Ahad (11/2) pagi tadi, kekerasan terjadi lagi. Romo Edmund Prier, SJ beserta Jemaatnya dan Polisi yang hendak mengamankan pelaku, diserang di Gereja St. Lidwina Bedog Desa Trihanggo Kecamatan Gamping, Kabupaten Sleman, Yogyakarta.
Dalam rupa berbeda, kekerasan juga terjadi terhadap Biksu Mulyanto Nurhalim dan pengikutnya di Desa Caringin Kecamatan Legok Kabupaten Tangerang Banten, pada 7 Februari.
Peristiwa-peristiwa itu menyiratkan, adanya kebencian atas dasar sentimen keagamaan. Sesuatu yang harus dihentikan, dikutuk dan dijauhi. Kekerasan, apalagi teror, radikal dan tindakan ekstrem lain, sangat bertentangan dengan Islam dan perilaku Nabi Muhammad SAW.
‘’Nabi Muhammad tidak pernah melakukan atau mentoleransi sikap ekstrem dan radikal. Tidak boleh ada kekerasan dalam agama. Tidak ada agama di dalam kekerasan. Dengan kata lain, jika ada kekerasan berarti itu bukan agama,’’ tegas Robikin Emhas melalui rilis yang dikirim ke Suaranahdliyin.com.
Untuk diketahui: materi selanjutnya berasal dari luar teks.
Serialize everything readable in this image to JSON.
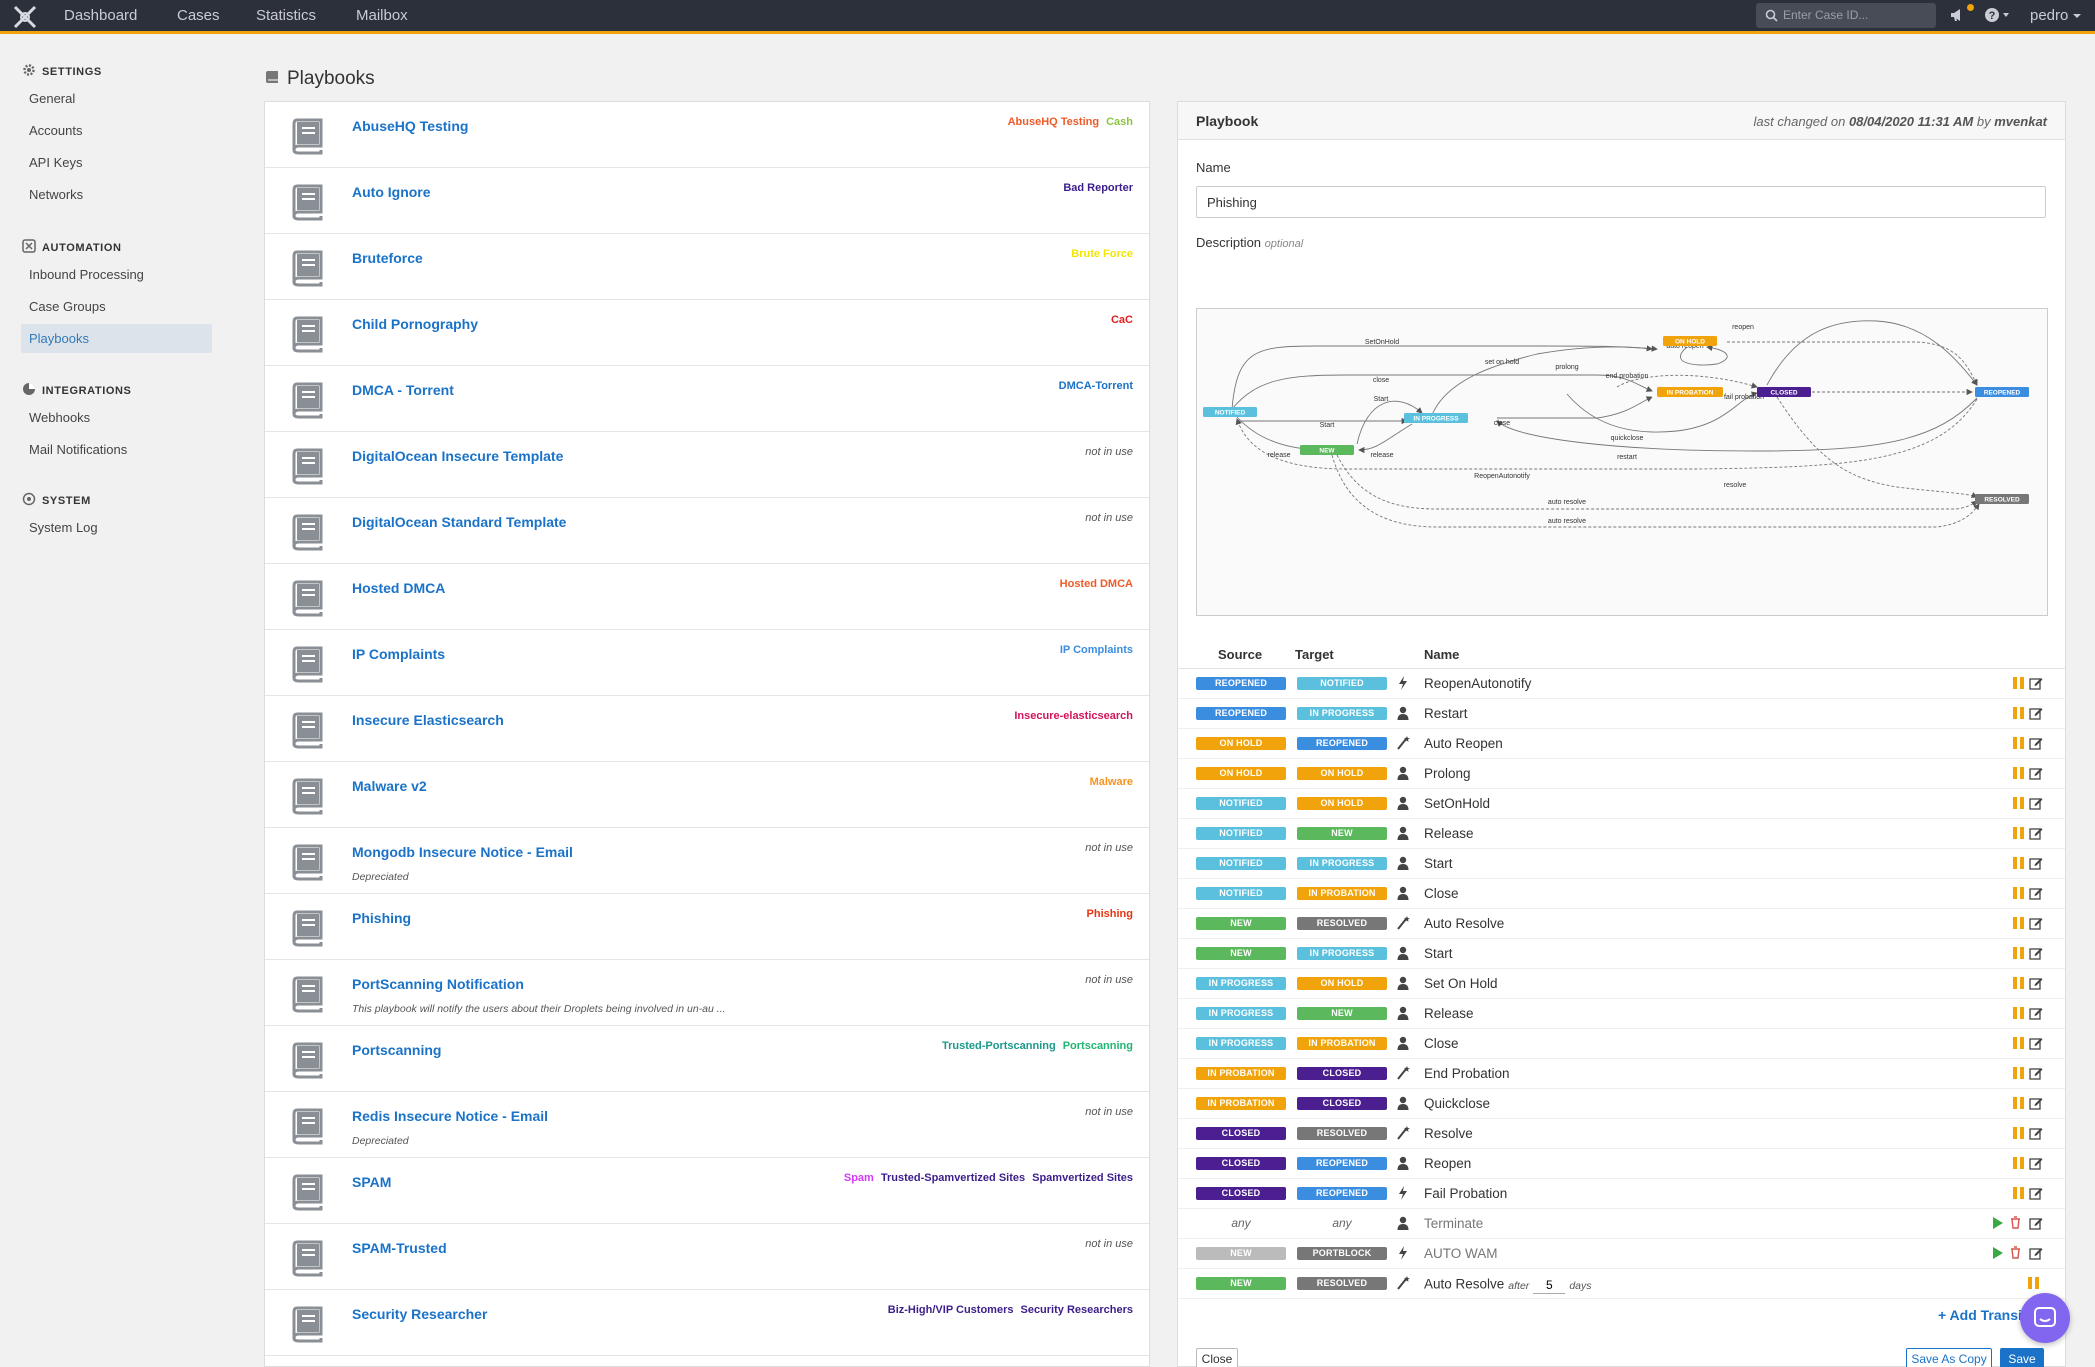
{
  "nav": {
    "items": [
      "Dashboard",
      "Cases",
      "Statistics",
      "Mailbox"
    ],
    "search_placeholder": "Enter Case ID...",
    "user": "pedro"
  },
  "sidebar": {
    "sections": [
      {
        "title": "SETTINGS",
        "icon": "gear-icon",
        "items": [
          "General",
          "Accounts",
          "API Keys",
          "Networks"
        ]
      },
      {
        "title": "AUTOMATION",
        "icon": "automation-icon",
        "items": [
          "Inbound Processing",
          "Case Groups",
          "Playbooks"
        ]
      },
      {
        "title": "INTEGRATIONS",
        "icon": "integrations-icon",
        "items": [
          "Webhooks",
          "Mail Notifications"
        ]
      },
      {
        "title": "SYSTEM",
        "icon": "system-icon",
        "items": [
          "System Log"
        ]
      }
    ],
    "active_item": "Playbooks"
  },
  "page": {
    "title": "Playbooks"
  },
  "playbooks": [
    {
      "name": "AbuseHQ Testing",
      "tags": [
        {
          "text": "AbuseHQ Testing",
          "color": "#f05a28"
        },
        {
          "text": "Cash",
          "color": "#8cc63f"
        }
      ]
    },
    {
      "name": "Auto Ignore",
      "tags": [
        {
          "text": "Bad Reporter",
          "color": "#3c1e8c"
        }
      ]
    },
    {
      "name": "Bruteforce",
      "tags": [
        {
          "text": "Brute Force",
          "color": "#f2e600"
        }
      ]
    },
    {
      "name": "Child Pornography",
      "tags": [
        {
          "text": "CaC",
          "color": "#e0201e"
        }
      ]
    },
    {
      "name": "DMCA - Torrent",
      "tags": [
        {
          "text": "DMCA-Torrent",
          "color": "#1a73c8"
        }
      ]
    },
    {
      "name": "DigitalOcean Insecure Template",
      "not_in_use": "not in use"
    },
    {
      "name": "DigitalOcean Standard Template",
      "not_in_use": "not in use"
    },
    {
      "name": "Hosted DMCA",
      "tags": [
        {
          "text": "Hosted DMCA",
          "color": "#f05a28"
        }
      ]
    },
    {
      "name": "IP Complaints",
      "tags": [
        {
          "text": "IP Complaints",
          "color": "#3b8de0"
        }
      ]
    },
    {
      "name": "Insecure Elasticsearch",
      "tags": [
        {
          "text": "Insecure-elasticsearch",
          "color": "#d4145a"
        }
      ]
    },
    {
      "name": "Malware v2",
      "tags": [
        {
          "text": "Malware",
          "color": "#f7931e"
        }
      ]
    },
    {
      "name": "Mongodb Insecure Notice - Email",
      "desc": "Depreciated",
      "not_in_use": "not in use"
    },
    {
      "name": "Phishing",
      "tags": [
        {
          "text": "Phishing",
          "color": "#e8330f"
        }
      ]
    },
    {
      "name": "PortScanning Notification",
      "desc": "This playbook will notify the users about their Droplets being involved in un-au ...",
      "not_in_use": "not in use"
    },
    {
      "name": "Portscanning",
      "tags": [
        {
          "text": "Trusted-Portscanning",
          "color": "#1a9a8a"
        },
        {
          "text": "Portscanning",
          "color": "#22b573"
        }
      ]
    },
    {
      "name": "Redis Insecure Notice - Email",
      "desc": "Depreciated",
      "not_in_use": "not in use"
    },
    {
      "name": "SPAM",
      "tags": [
        {
          "text": "Spam",
          "color": "#d63af9"
        },
        {
          "text": "Trusted-Spamvertized Sites",
          "color": "#3c1e8c"
        },
        {
          "text": "Spamvertized Sites",
          "color": "#3c1e8c"
        }
      ]
    },
    {
      "name": "SPAM-Trusted",
      "not_in_use": "not in use"
    },
    {
      "name": "Security Researcher",
      "tags": [
        {
          "text": "Biz-High/VIP Customers",
          "color": "#3c1e8c"
        },
        {
          "text": "Security Researchers",
          "color": "#3c1e8c"
        }
      ]
    }
  ],
  "detail": {
    "title": "Playbook",
    "last_changed_prefix": "last changed on",
    "last_changed_date": "08/04/2020 11:31 AM",
    "last_changed_by_word": "by",
    "last_changed_user": "mvenkat",
    "name_label": "Name",
    "name_value": "Phishing",
    "description_label": "Description",
    "description_optional": "optional",
    "graph": {
      "states": [
        "NOTIFIED",
        "NEW",
        "IN PROGRESS",
        "ON HOLD",
        "IN PROBATION",
        "CLOSED",
        "REOPENED",
        "RESOLVED"
      ],
      "edge_labels": [
        "SetOnHold",
        "set on hold",
        "prolong",
        "auto reopen",
        "reopen",
        "close",
        "end probation",
        "fail probation",
        "Start",
        "Start",
        "close",
        "quickclose",
        "release",
        "release",
        "restart",
        "ReopenAutonotify",
        "resolve",
        "auto resolve",
        "auto resolve"
      ]
    },
    "table_headers": {
      "source": "Source",
      "target": "Target",
      "name": "Name"
    },
    "transitions": [
      {
        "source": "REOPENED",
        "target": "NOTIFIED",
        "icon": "lightning-icon",
        "name": "ReopenAutonotify"
      },
      {
        "source": "REOPENED",
        "target": "IN PROGRESS",
        "icon": "user-icon",
        "name": "Restart"
      },
      {
        "source": "ON HOLD",
        "target": "REOPENED",
        "icon": "wand-icon",
        "name": "Auto Reopen"
      },
      {
        "source": "ON HOLD",
        "target": "ON HOLD",
        "icon": "user-icon",
        "name": "Prolong"
      },
      {
        "source": "NOTIFIED",
        "target": "ON HOLD",
        "icon": "user-icon",
        "name": "SetOnHold"
      },
      {
        "source": "NOTIFIED",
        "target": "NEW",
        "icon": "user-icon",
        "name": "Release"
      },
      {
        "source": "NOTIFIED",
        "target": "IN PROGRESS",
        "icon": "user-icon",
        "name": "Start"
      },
      {
        "source": "NOTIFIED",
        "target": "IN PROBATION",
        "icon": "user-icon",
        "name": "Close"
      },
      {
        "source": "NEW",
        "target": "RESOLVED",
        "icon": "wand-icon",
        "name": "Auto Resolve"
      },
      {
        "source": "NEW",
        "target": "IN PROGRESS",
        "icon": "user-icon",
        "name": "Start"
      },
      {
        "source": "IN PROGRESS",
        "target": "ON HOLD",
        "icon": "user-icon",
        "name": "Set On Hold"
      },
      {
        "source": "IN PROGRESS",
        "target": "NEW",
        "icon": "user-icon",
        "name": "Release"
      },
      {
        "source": "IN PROGRESS",
        "target": "IN PROBATION",
        "icon": "user-icon",
        "name": "Close"
      },
      {
        "source": "IN PROBATION",
        "target": "CLOSED",
        "icon": "wand-icon",
        "name": "End Probation"
      },
      {
        "source": "IN PROBATION",
        "target": "CLOSED",
        "icon": "user-icon",
        "name": "Quickclose"
      },
      {
        "source": "CLOSED",
        "target": "RESOLVED",
        "icon": "wand-icon",
        "name": "Resolve"
      },
      {
        "source": "CLOSED",
        "target": "REOPENED",
        "icon": "user-icon",
        "name": "Reopen"
      },
      {
        "source": "CLOSED",
        "target": "REOPENED",
        "icon": "lightning-icon",
        "name": "Fail Probation"
      },
      {
        "source": "any",
        "target": "any",
        "icon": "user-icon",
        "name": "Terminate",
        "muted": true
      },
      {
        "source": "NEW",
        "target": "PORTBLOCK",
        "icon": "lightning-icon",
        "name": "AUTO WAM",
        "muted_source": true
      },
      {
        "source": "NEW",
        "target": "RESOLVED",
        "icon": "wand-icon",
        "name": "Auto Resolve",
        "after_word": "after",
        "after_value": "5",
        "days_word": "days"
      }
    ],
    "add_transition_label": "+ Add Transi",
    "close_label": "Close",
    "save_as_copy_label": "Save As Copy",
    "save_label": "Save"
  },
  "state_colors": {
    "NOTIFIED": "#5bc0de",
    "NEW": "#5cb85c",
    "IN PROGRESS": "#5bc0de",
    "ON HOLD": "#f0a30a",
    "IN PROBATION": "#f0a30a",
    "CLOSED": "#4b1f8f",
    "REOPENED": "#3b8de0",
    "RESOLVED": "#777777",
    "PORTBLOCK": "#777777"
  }
}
Untuk itu, Ketua PBNU Bidang Hukum, HAM dan Perundang-Undangan tersebut meminta agar segala kekerasan yang terjadi dihentikan. ‘’Kekerasan terhadap tokoh dan pemuka agama, apalagi didasari kebencian atas dasar sentimen keagamaan, berpotensi melahirkan saling curiga, merusak persatuan dan kesatuan bangsa, yang pada gilirannya dapat menjadi gangguan keamanan serius,’’ tuturnya. (ros)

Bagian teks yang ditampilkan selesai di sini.